From the point of view of a practicing psychiatrist, an interesting thing catches the eye. If you open the section "Mental disorders ..." of the same ICD - 10, we will find a code there F48.0, which denotes a long and well-known disorder - neurasthenia. And if you read a detailed description of neurasthenia, available in any psychiatric manual, it is easy to find a large number of matches in all respects: etiology, pathogenesis, clinic, treatment! Only now it was described almost a hundred years earlier ... It was this diagnosis that I made to patient M.

The main signs of neurasthenia according to the ICD:

  1. Persistent and disturbing complaints of feeling tired after little mental exertion (eg, after doing or attempting daily tasks that do not require unusual mental effort)
  2. Persistent and distressing complaints of feeling tired and weak after light exertion.

In both cases, the patient cannot get rid of these symptoms through rest, relaxation, or entertainment.

At least one of the following additional symptoms is present:

  • feeling dull or sharp muscle pain;
  • dizziness;
  • tension headache;
  • inability to relax;
  • irritability.

The duration of the disorder is at least 3 months.
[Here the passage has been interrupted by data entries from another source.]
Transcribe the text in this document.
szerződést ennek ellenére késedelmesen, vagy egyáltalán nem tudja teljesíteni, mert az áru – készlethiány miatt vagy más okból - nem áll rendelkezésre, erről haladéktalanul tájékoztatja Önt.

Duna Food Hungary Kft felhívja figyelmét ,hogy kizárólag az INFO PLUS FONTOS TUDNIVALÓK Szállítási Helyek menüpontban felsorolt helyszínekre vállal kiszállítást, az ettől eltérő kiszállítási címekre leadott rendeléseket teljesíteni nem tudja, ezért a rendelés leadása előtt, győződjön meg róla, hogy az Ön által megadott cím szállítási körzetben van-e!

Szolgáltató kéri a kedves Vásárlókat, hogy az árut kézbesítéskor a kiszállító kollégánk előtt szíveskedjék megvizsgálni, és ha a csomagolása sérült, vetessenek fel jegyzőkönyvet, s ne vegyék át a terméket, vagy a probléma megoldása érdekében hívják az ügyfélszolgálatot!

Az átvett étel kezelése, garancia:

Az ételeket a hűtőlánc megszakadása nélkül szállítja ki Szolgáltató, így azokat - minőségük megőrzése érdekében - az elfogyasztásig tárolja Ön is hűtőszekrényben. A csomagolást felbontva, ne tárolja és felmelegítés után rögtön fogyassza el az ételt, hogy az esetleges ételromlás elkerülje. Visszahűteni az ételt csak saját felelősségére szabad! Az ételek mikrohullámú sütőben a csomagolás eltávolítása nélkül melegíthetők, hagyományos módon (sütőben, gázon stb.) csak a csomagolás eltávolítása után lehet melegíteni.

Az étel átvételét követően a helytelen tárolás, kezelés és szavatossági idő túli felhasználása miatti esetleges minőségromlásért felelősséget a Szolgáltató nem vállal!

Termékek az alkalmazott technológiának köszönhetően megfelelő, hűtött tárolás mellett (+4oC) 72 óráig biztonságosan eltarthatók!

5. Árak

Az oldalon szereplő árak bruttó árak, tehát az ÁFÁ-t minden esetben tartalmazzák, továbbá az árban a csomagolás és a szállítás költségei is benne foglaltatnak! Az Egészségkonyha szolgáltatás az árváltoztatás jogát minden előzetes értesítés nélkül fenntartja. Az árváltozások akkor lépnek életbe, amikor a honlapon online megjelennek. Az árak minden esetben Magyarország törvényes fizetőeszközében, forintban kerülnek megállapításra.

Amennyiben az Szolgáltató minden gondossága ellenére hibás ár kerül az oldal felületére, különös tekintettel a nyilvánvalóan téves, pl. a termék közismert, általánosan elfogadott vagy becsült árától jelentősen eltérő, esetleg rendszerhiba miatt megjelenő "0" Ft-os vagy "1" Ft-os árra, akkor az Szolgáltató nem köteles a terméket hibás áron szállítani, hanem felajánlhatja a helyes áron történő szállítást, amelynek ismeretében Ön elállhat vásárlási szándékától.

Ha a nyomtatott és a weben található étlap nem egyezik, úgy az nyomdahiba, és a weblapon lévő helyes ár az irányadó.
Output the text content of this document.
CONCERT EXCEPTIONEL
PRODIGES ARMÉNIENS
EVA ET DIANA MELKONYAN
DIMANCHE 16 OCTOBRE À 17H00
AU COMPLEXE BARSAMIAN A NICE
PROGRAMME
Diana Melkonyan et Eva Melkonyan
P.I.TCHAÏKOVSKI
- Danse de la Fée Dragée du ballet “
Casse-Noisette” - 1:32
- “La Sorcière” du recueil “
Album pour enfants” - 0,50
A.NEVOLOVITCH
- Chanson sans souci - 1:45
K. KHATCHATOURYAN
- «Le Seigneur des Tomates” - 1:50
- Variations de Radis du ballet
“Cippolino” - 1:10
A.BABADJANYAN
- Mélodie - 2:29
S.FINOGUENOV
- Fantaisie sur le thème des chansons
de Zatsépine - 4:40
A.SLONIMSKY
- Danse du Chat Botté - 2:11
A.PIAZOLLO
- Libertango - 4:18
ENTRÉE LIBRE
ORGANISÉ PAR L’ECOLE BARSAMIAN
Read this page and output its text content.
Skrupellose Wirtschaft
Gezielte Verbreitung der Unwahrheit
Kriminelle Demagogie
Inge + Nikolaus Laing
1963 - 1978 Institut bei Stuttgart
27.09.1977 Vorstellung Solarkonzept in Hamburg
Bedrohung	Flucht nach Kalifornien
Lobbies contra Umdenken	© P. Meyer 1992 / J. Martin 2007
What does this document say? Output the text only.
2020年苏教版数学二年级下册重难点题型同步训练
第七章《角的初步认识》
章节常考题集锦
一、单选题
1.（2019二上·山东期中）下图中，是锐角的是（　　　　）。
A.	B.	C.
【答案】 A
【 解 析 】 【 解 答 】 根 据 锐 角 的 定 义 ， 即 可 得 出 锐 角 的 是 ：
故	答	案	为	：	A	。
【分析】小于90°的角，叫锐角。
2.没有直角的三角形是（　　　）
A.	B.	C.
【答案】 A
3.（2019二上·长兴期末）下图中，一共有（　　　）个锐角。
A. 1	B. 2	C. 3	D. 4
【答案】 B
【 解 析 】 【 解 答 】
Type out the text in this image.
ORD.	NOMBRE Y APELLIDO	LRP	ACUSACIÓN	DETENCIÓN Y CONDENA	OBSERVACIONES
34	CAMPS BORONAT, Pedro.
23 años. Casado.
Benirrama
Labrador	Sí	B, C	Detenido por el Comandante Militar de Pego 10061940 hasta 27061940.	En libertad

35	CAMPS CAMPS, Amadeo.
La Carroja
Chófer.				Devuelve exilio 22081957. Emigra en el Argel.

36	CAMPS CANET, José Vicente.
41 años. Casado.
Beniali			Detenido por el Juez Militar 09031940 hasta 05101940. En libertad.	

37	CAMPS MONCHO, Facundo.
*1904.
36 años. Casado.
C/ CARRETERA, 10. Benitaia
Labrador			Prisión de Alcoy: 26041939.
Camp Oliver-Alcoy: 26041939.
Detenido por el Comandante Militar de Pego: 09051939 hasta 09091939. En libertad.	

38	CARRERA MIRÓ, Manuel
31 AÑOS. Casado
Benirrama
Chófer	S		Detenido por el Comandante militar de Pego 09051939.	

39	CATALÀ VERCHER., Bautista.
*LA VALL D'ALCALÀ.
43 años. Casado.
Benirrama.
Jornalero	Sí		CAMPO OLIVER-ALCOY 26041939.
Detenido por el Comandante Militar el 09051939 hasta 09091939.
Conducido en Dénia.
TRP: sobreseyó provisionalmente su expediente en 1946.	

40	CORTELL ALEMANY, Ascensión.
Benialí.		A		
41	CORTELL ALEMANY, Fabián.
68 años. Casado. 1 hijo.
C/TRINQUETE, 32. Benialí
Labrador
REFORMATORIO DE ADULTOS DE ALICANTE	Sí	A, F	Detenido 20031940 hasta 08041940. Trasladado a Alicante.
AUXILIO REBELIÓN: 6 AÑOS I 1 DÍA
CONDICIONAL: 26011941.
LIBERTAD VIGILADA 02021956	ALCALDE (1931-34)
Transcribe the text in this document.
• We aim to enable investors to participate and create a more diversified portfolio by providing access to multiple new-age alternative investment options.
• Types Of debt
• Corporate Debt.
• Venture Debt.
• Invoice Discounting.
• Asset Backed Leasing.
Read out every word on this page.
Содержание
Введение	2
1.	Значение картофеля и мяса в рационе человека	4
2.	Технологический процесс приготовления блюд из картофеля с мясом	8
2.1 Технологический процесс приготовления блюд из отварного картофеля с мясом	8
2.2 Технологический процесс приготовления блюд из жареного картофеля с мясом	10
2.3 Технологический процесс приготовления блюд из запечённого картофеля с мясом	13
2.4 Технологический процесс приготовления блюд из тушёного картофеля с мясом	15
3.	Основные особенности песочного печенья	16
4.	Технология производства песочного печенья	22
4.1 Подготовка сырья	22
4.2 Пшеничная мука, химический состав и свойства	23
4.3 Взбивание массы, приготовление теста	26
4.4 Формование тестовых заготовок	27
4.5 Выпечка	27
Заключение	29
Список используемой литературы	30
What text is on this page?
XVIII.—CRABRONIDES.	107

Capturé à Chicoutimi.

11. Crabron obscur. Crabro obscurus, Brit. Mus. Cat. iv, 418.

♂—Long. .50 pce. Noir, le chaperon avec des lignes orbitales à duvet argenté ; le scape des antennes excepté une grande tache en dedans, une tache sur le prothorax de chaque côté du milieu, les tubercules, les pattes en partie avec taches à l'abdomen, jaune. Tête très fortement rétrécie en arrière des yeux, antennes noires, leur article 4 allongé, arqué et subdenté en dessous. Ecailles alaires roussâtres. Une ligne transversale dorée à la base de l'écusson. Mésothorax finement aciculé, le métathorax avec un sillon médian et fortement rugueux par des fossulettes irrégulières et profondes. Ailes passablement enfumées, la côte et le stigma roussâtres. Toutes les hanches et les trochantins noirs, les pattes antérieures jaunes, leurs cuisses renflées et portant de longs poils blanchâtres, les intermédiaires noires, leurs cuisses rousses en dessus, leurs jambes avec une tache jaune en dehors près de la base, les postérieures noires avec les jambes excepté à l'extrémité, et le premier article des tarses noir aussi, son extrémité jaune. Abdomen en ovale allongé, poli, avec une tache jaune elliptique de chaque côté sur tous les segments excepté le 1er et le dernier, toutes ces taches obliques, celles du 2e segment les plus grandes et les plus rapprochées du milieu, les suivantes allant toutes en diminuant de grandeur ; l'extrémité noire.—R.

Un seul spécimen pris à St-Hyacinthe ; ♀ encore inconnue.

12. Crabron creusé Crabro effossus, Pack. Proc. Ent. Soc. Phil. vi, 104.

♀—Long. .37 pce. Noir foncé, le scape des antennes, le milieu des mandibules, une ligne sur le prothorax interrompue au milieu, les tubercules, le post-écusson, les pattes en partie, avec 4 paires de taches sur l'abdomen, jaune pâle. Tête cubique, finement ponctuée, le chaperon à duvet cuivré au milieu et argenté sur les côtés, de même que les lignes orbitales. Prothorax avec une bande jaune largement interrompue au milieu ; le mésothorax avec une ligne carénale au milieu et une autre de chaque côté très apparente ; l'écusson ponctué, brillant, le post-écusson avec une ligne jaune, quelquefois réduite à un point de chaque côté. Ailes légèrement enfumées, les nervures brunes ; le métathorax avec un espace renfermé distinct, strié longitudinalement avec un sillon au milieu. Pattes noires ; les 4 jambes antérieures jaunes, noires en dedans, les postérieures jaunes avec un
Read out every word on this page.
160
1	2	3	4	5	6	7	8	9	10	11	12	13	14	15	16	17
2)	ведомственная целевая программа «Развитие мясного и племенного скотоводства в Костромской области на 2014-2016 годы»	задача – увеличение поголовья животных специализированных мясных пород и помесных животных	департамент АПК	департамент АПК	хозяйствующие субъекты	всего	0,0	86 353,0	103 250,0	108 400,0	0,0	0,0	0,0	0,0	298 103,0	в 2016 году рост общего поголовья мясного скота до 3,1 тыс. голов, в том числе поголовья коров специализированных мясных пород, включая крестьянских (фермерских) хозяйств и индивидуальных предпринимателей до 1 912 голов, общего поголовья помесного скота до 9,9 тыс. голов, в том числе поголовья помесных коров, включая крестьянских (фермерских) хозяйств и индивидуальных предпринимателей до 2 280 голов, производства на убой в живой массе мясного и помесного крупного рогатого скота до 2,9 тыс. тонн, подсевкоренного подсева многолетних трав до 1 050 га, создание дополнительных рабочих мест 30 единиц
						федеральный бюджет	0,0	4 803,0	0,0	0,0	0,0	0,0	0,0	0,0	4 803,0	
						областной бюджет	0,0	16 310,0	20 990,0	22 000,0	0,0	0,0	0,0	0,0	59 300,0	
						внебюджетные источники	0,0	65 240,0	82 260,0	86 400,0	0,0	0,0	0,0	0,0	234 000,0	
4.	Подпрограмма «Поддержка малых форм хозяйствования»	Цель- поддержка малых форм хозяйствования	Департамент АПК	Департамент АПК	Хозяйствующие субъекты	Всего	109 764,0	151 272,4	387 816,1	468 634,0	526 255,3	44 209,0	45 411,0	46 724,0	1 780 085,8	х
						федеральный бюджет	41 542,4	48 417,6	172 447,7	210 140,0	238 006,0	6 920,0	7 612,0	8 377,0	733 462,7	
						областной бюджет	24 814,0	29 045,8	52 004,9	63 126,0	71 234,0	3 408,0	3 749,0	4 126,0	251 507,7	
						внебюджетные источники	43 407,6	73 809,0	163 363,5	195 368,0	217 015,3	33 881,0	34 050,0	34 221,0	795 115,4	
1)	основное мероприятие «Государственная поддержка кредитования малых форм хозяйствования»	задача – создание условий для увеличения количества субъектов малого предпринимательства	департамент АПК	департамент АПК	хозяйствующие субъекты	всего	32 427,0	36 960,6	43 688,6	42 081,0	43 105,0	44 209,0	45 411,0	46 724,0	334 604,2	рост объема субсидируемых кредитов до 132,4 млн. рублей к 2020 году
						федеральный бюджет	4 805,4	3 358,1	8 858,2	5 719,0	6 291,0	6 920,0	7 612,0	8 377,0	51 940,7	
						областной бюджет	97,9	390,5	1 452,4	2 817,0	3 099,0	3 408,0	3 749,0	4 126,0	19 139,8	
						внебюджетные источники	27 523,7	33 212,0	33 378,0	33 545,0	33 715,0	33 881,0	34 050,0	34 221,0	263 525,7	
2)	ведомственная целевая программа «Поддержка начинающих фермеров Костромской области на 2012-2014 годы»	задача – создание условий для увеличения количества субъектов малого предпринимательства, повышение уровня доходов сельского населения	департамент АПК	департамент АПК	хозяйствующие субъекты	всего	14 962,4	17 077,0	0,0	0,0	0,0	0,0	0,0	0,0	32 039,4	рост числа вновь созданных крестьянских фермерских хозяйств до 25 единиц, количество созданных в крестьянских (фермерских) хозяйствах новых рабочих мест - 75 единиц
And these coincidences are by no means my discovery. Many representatives of the medical community have long pointed out the glaring similarity of the two nosologies. At the same time, the diagnosis of "neurasthenia", in my experience, is not often made, but "CFS" has all the features of a promoted brand: dissertations are defended on it, research is constantly being conducted, for which generous grants are allocated.

It is impossible not to pay attention to the colossal amount of advertising of “all-healing” devices, “cleansing” methods, compositions and preparations (including long-known ones) aimed at combating the “great and terrible” CFS, which is already pathetically called the “disease of civilization”. While methods of treating neurasthenia have been developed for a long time and are very stable.

So what is chronic fatigue syndrome? A new, insidious and merciless disease, another scourge of our civilization with an unknown etiology? Or is CFS another business project, successfully promoted by businessmen from medicine and pharmacology, masking a long-known painful mental disorder?